In his column today, Michael Gerson discusses the relationship between Catholic Republicans, the Roman Catholic Church, and the Tea Party.  I think he provides a decent summary of Catholic social teaching.  He also makes the following observation:

Catholic social teaching is simply not libertarian. Neither, of course, are most conservatives. But where Republicans veer toward libertarianism, they will run smack into the bishops.

The context for this statement is Gerson’s reflection on the role and influence of the Tea Party in and on Republican officeholders.  His operative assumption seems to be that the Tea Party is basically or essentially libertarian.  I’m not sure that I agree with that.

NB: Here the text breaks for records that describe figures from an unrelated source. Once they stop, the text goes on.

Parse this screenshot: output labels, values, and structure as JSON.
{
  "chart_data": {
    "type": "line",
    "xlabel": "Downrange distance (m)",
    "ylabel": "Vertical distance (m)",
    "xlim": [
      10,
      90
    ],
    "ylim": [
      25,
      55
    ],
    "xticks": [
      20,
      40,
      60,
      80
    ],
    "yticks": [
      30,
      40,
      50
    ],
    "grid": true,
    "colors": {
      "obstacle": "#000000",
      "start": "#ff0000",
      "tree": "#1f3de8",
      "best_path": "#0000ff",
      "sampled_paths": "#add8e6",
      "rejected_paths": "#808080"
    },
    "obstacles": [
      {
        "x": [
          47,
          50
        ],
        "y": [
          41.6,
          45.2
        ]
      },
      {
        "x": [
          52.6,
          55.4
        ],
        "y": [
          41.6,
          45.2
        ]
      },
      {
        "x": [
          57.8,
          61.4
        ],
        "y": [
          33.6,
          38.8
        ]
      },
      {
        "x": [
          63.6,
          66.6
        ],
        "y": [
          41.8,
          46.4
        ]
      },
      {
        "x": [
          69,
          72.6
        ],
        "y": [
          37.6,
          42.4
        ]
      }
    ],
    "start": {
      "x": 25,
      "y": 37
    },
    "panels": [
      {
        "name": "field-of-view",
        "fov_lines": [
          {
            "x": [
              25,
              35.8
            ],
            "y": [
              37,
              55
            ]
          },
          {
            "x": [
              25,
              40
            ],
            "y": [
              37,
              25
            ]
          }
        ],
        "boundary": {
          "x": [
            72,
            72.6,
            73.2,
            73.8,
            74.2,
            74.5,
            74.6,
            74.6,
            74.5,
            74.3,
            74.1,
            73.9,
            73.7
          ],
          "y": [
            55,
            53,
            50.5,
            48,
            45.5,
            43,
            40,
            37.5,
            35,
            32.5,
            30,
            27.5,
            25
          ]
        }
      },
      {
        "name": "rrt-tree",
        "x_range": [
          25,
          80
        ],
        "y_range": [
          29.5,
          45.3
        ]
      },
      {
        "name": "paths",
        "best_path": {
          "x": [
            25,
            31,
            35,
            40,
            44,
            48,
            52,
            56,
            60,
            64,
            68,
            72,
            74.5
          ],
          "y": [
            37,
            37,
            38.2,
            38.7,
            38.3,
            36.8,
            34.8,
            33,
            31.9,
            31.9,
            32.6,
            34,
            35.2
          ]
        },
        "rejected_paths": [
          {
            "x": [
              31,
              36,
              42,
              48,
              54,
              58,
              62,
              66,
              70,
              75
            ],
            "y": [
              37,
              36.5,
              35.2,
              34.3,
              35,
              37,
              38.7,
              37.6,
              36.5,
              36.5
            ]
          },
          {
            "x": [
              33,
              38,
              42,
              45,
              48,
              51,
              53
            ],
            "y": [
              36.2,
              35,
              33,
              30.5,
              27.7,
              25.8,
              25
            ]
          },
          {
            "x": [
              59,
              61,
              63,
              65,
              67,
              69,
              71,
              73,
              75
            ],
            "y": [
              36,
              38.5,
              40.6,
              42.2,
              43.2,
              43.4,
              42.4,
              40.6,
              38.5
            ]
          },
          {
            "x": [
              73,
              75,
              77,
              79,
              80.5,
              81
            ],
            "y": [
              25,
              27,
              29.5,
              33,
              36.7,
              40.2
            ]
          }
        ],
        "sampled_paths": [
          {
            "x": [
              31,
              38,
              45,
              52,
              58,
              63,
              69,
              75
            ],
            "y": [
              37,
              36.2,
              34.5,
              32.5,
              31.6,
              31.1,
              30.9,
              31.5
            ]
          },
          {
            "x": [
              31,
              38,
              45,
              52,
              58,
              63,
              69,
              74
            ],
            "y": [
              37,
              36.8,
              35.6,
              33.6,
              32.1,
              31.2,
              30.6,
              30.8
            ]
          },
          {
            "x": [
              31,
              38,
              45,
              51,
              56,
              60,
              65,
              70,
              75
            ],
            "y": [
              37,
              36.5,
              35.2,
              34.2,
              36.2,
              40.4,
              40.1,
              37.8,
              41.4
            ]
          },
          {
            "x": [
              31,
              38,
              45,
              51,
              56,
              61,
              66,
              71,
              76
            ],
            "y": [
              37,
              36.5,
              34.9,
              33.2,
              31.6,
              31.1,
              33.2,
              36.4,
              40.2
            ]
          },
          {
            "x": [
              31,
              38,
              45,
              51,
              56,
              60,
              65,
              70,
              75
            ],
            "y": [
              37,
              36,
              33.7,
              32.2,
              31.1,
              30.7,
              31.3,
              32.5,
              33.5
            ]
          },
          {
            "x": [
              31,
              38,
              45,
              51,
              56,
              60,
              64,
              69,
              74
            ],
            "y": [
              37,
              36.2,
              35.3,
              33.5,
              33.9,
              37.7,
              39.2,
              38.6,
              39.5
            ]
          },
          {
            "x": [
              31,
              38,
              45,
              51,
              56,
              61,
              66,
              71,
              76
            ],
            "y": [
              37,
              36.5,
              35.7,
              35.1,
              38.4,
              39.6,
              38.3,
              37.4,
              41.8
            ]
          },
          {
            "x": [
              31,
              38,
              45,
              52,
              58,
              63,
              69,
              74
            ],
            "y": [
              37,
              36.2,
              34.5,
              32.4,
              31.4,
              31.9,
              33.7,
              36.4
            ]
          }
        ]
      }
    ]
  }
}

But I do mostly agree with this:

The Catholic tradition asserts the necessity of limited government. The establishment of justice and acts of compassion should be done at the lowest, most human levels of society, instead of by distant, centralized bureaus - a perspective fully consistent with the designs of America’s founders. But gaps in the justice and compassion of a society require government intervention to secure the common good, which is not common until it includes the poor, the immigrant, the sick, the disabled, the unborn. Catholic teaching elevates the primary importance of families, charities and strong communities - while rejecting the simplistic notion that such institutions render government unnecessary. In determining the proper balance between civil society and government, there is much room for political debate. But the search for that balance is a source of sanity in our political life, involving the rejection of both collectivist and libertarian utopias.

Let me repeat one of his statements: “In determining the proper balance between civil society and government, there is much room for political debate.”  Is there any debate about that in the Tea Party?  (As it’s a fractious, though civil, group, I assume there is. But it’s hardly monolithically libertarian.)

In the end, I find myself unpersuaded by Gerson’s picture of Catholic Republicans caught between the bishops and the Tea Party.

But there will probably come a point when red lines get crossed and Catholic and other religious leaders declare: Contempt for immigrants, even illegal immigrants, is not a moral option. Or, cutting AIDS and malaria funding violates pro-life principles. Or, health-care repeal without a serious alternative is not responsible.

He may be right about the social witness of the bishops, but to attribute contempt for immigrants and advocacy of “health-care repeal without a serious alternative” to the run-of-the-mill Tea Partier strikes me as a caricature.

Am I wrong about Gerson?  Wrong about the Tea Party?